At a console, Rosenberg started showing her the preliminary delta-vee and propellant mass calculations he’d made; he was talking too quickly, and she tried to pay attention, following his argument.
She listened.
It was, of course, crazy.
But…
She found herself grinning. Sending people to Titan, huh?
Well, working on a proposal like this, if it could be made to hang together at all, would be a hell of a lot more fun than trawling around the crash inquiries and consultancy circuit forever. It would put bugs up a lot of asses. Including, she thought wickedly, Jackie’s.
In a satisfying way, in fact, her own involvement in this craziness was all Jackie’s fault.
And, what if it all resulted in something tangible? A Titan adventure would be a peg for a lot of young imaginations, in a future which was looking enclosing and bleak. JPL might be finished. So might the Shuttle program, all of America’s first space efforts. But maybe, out of their ashes, some kind of marker to a better future could be drawn.
Or maybe she just wanted to get back at Jackie.
She had a couple of hours before the flight back to Houston. She could afford to indulge Rosenberg a little more.
It would be a thought experiment. It might make a neat little paper for the Journal of Spacecraft and Rockets.
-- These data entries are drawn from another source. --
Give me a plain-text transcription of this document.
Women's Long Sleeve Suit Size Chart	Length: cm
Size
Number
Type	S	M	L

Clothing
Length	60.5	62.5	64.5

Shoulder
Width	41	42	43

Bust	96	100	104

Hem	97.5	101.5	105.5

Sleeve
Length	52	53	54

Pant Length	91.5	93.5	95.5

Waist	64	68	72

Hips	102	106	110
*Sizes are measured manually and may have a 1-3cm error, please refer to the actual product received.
Or maybe one of the sci-fi magazines.
She sat down and started to go through Rosenberg’s back-of-the-envelope numbers more carefully, trying to find the mistake that had to be in there, the hole that would make the whole thing fall apart, the reason why it was impossible to send people to Titan.
Nicola Mott did not want to go home.
She and Siobhan Libet, her sole crewmate on Station, had spent the last day packing the Soyuz reentry module as best they could with results from their work—biological and medical samples, data cassettes and diskettes, film cartridges, notebooks and softscreens. Then Libet dimmed the floods in the Service Module, the Station’s main component, and pulled out her sleeping bag.